Open Air Preachers? Surprising List

Open air preaching has seen a resurgence in the Reformed community over the last few decades. This should not surprise us, however. Open air preaching has been used by God throughout most of church history. While readers are familiar with the open air exploits of George Whitefield and the Apostle Paul, several other important figures have also preached in this manner.

Patrick of Ireland, for instance, was said to have “collected the pagan tribes in the fields by beat of drum, and then narrated to them in their own tongue the history of the Son of God.”[1] Jan Hus, forerunner to Martin Luther, reportedly “left Prague, but he continued to preach in the countryside.”[2] John Wycliffe “encouraged his men to preach wherever they could gather a crowd—on the road, in the churches, and on village greens.”[3] Early fathers Irenaeus and Cyprian were also open air preachers. “Irenaeus was accustomed to preaching in the market places not only of the city of Lugdunum but also of the market towns and villages round about. Cyprian even dared the authorities to arrest him as he preached in the market place during a period of persecution.”[4] Other open air preachers who might surprise you are Cornelius Van Til and Gordon Clark, showing it can also be done by imminent scholars.

Open air preaching is not novel, nor is it outdated. Its aim is to bring the gospel to the lost. Although it is not the only valid form of evangelism, it is one of the most effective when it comes to communicating the riches of Christ to a large amount of people, whether at a college campus, a downtown, an abortion clinic, or a park.

Despite the resurgence of open air preaching being done all over the world, there is still a tendency within the church to reject it, especially in the West.

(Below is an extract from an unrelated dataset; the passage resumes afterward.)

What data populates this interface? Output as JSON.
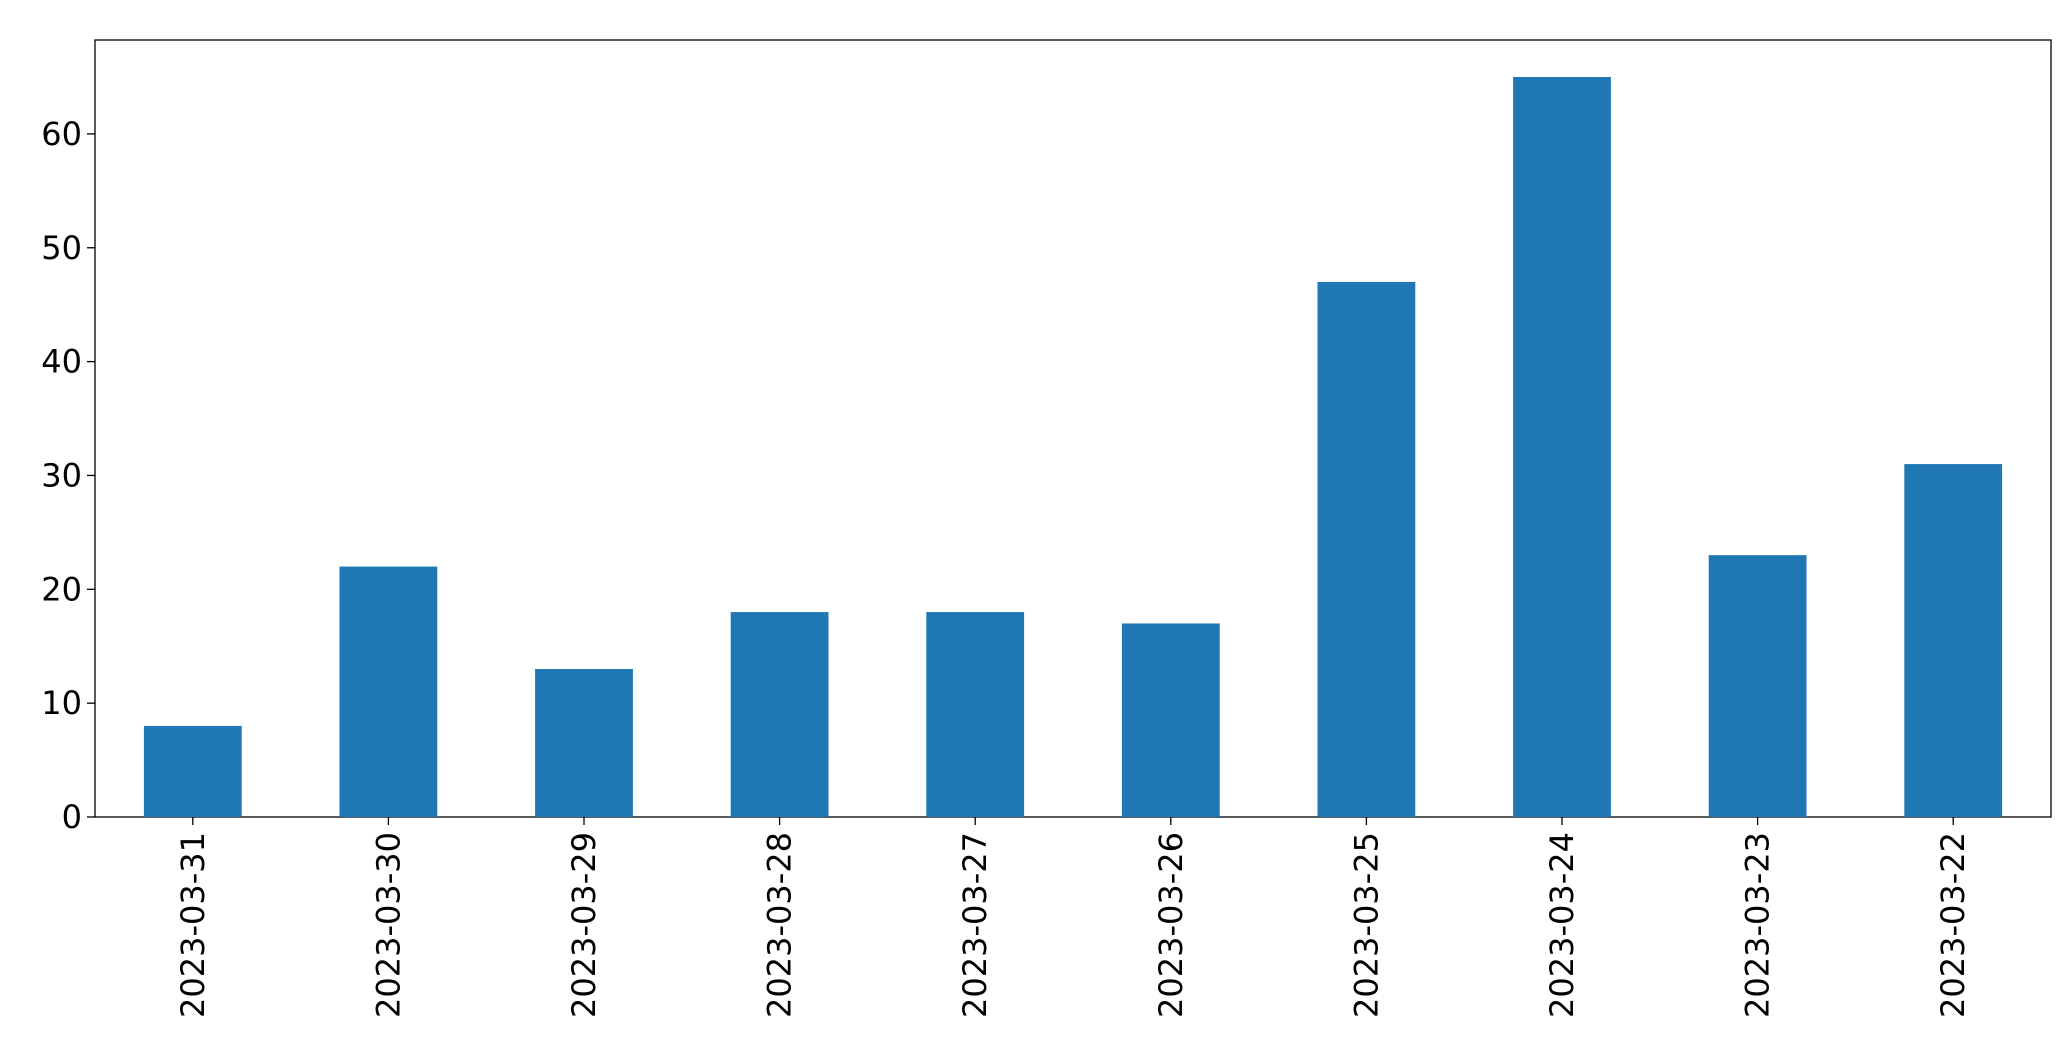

Evaluating evangelism through the lens of results has led to many pragmatic approaches to crop up, most of them watered-down and unbiblical. It is time we return to the old way of doing evangelism, which is through gospel proclamation and prayer.

The open air preacher should aim to preach in a way that is “gracious, seasoned with salt” (Col. 4:6), but this does not mean he must be silent or a pushover. The lost have always seen the preaching of the cross as folly, but to those being saved “it is the power of God” (1 Cor. 1:18). We hope churches, pastors, and Christians everywhere continue to get behind this biblical and time-honored means of getting the gospel to the lost, because “how are they to hear without a preacher?” (Rom. 10:14).

For more information on open air preaching’s relationship to the local church, apologetics, its history, and even as it regards police officers and hecklers, check out A Certain Sound: A Primer on Open Air Preaching, with a foreword from Dr. Joel Beeke.


[1]J.H. Merle D’Aubigné, The Reformation in England, Vol. 1 (1853; repr., Carlisle, PA: Banner of Truth, 2015), p8.

[2]John Mark Terry, Evangelism: A Concise History (Nashville, TN: Broadman & Holman, 1994), 67.

[3]Terry, Evangelism, 63.

[4]Michael Green, Evangelism in the Early Church (Grand Rapids: Eerdmans, 1970), 304.